Sebelumnya diberitakan, kisruh antara Ashanty dengan mantan karyawannya, Ayu Chairun Nurisa, yang belakangan santer diberitakan, kini memasuki babak baru. Pihak Ashanty melalui kuasa hukumnya, Indra Tarigan, memberikan klarifikasi tegas mengenai tudingan perampasan aset.
Klarifikasi ini justru mengungkap bahwa Ayu Chairun Nurisa-lah yang lebih dulu terlibat dalam dugaan tindak pidana serius: penggelapan dana perusahaan hingga mencapai Rp2 miliar.
Polemik ini bermula dari tuduhan Ayu Chairun Nurisa melalui pengacaranya yang menyebut Ashanty serta dua karyawannya melakukan perampasan aset. Mereka menuding Ashanty merampas sejumlah barang pribadi Ayu, meliputi satu unit iPhone 15 Pro, satu laptop Lenovo Ideapad, KTP, ATM BCA, dan nomor rekening. Laporan ini telah dilayangkan ke Polres Tangerang Selatan dan Polres Metro Jakarta Selatan.

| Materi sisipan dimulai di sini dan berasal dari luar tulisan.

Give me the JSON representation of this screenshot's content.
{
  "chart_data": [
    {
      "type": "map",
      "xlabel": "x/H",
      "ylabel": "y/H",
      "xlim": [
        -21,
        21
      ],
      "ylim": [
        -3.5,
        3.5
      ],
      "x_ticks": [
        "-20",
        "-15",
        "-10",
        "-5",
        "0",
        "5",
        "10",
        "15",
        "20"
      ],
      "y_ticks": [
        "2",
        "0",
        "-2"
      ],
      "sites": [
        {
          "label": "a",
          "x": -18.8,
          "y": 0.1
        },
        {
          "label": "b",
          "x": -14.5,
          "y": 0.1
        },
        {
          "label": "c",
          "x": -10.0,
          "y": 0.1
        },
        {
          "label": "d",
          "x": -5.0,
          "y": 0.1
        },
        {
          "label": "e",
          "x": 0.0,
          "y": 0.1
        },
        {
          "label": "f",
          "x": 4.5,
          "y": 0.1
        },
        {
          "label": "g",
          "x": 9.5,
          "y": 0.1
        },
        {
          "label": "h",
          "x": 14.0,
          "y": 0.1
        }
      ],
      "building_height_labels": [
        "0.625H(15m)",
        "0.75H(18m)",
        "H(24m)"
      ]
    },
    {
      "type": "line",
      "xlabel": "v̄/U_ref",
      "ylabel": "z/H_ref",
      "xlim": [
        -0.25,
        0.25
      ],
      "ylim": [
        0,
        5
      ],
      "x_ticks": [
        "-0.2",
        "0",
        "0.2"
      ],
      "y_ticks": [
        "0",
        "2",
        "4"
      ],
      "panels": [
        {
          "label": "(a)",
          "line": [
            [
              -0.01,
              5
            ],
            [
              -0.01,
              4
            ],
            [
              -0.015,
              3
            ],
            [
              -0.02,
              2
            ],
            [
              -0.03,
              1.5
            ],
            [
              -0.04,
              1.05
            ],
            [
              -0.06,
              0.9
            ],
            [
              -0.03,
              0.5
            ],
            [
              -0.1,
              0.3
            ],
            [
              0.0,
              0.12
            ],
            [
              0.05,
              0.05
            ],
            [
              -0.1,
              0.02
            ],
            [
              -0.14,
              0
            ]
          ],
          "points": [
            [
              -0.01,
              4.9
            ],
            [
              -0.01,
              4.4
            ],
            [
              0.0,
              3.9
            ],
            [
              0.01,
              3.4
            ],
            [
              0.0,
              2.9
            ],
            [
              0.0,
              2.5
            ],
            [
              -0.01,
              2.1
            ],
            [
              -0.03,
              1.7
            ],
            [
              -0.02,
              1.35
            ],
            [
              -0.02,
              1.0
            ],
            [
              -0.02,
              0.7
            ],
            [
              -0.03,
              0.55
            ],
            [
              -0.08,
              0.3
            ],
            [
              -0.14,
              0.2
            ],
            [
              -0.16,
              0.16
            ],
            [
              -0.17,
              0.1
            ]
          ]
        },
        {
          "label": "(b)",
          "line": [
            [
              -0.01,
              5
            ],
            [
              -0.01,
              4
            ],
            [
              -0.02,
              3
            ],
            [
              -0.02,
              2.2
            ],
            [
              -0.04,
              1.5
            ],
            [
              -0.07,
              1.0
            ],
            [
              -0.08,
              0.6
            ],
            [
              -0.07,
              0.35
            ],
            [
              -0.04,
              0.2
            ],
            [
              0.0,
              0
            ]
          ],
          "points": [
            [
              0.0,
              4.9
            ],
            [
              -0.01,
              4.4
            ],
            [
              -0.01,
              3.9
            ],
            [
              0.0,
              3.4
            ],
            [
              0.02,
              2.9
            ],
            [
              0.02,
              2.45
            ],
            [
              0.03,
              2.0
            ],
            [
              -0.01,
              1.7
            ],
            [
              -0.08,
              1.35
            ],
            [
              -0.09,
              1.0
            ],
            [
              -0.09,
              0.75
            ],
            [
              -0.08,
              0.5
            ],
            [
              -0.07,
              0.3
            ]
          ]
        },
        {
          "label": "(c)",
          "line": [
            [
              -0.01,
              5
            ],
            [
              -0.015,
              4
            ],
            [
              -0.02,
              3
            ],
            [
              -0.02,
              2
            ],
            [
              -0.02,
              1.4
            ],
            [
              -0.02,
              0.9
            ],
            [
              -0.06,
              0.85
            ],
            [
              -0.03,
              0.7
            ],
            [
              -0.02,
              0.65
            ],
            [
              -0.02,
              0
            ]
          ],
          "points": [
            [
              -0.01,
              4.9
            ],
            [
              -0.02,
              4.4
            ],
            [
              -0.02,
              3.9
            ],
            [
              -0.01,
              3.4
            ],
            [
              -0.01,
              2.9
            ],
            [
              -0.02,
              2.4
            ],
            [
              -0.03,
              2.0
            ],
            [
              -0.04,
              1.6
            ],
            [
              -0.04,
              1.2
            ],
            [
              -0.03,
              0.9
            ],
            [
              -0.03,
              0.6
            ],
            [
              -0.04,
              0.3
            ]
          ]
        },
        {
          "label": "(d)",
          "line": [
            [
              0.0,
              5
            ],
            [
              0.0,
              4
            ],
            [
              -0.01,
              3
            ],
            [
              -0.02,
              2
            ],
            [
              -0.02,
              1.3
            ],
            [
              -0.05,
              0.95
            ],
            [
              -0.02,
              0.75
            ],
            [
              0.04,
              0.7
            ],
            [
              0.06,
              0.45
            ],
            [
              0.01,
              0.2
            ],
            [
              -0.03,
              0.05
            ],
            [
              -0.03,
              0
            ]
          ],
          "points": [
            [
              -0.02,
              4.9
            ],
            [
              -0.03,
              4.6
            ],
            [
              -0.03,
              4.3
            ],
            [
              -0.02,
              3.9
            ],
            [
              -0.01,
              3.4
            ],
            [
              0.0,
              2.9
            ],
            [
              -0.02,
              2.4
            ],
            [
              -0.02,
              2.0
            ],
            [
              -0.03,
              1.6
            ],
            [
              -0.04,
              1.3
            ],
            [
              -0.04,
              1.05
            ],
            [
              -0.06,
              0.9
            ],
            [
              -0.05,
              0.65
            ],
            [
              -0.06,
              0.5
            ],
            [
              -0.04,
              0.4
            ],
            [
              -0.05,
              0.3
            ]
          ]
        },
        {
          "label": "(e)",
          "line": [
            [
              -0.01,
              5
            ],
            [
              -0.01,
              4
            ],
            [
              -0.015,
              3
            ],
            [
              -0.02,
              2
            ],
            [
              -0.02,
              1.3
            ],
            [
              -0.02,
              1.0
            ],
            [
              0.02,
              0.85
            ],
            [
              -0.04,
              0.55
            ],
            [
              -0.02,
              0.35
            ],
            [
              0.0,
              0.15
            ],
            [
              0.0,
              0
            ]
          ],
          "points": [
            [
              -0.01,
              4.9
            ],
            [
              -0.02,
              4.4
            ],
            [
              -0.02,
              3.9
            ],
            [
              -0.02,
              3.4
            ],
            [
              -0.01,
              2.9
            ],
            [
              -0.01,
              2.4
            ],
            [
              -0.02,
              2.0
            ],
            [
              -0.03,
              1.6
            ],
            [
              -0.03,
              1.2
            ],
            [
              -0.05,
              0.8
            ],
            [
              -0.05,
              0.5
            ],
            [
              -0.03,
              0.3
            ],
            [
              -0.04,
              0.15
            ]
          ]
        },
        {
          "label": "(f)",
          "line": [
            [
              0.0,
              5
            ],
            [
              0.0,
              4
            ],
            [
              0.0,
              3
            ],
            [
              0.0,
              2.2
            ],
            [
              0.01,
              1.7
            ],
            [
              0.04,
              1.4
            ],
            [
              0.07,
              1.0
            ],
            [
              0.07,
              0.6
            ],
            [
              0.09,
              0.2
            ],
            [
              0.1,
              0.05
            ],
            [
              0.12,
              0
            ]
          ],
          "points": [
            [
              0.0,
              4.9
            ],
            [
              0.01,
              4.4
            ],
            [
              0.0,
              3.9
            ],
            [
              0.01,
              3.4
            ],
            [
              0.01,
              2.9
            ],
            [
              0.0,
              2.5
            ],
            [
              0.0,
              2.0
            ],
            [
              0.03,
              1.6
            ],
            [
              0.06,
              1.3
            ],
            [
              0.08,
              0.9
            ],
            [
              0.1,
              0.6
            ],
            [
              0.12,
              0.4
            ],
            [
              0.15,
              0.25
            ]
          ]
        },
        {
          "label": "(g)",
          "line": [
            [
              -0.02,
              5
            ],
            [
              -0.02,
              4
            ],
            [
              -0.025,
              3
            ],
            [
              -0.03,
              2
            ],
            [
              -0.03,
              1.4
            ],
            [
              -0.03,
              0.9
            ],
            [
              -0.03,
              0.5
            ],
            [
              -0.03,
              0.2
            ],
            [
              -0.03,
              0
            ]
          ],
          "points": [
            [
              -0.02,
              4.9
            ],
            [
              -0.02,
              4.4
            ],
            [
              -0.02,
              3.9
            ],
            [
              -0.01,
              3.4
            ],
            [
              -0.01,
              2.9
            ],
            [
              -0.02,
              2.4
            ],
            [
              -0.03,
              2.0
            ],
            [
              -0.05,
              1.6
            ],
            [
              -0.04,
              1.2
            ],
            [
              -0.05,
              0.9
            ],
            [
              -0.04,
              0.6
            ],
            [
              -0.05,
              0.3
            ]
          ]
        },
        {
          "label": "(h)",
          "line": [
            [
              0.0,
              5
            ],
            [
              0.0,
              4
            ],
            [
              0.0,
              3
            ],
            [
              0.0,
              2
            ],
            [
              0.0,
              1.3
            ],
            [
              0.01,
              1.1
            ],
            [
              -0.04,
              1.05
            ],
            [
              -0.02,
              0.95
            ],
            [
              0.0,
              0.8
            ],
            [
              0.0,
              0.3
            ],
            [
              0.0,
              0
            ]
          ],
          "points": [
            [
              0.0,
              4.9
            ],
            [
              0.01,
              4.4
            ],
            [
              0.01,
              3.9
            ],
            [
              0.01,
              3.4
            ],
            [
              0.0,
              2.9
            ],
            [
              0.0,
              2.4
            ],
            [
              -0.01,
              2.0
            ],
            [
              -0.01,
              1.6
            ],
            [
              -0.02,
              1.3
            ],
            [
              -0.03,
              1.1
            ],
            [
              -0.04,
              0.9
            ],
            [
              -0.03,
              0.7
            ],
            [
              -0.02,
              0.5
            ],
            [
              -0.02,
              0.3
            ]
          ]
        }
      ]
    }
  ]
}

Pihak Ashanty mengakui bahwa mereka telah lebih dulu melaporkan Ayu Chairun Nurisa ke Polres Tangerang Selatan terkait kasus penggelapan dana ini. Hal ini dibenarkan pula oleh pengacara Ayu, Stifan Heriyanto, yang menyebut kliennya sudah dilaporkan Ashanty di Polres Tangsel dalam kasus penggelapan dana, meskipun ia bersikeras melaporkan balik Ashanty atas dugaan perampasan aset.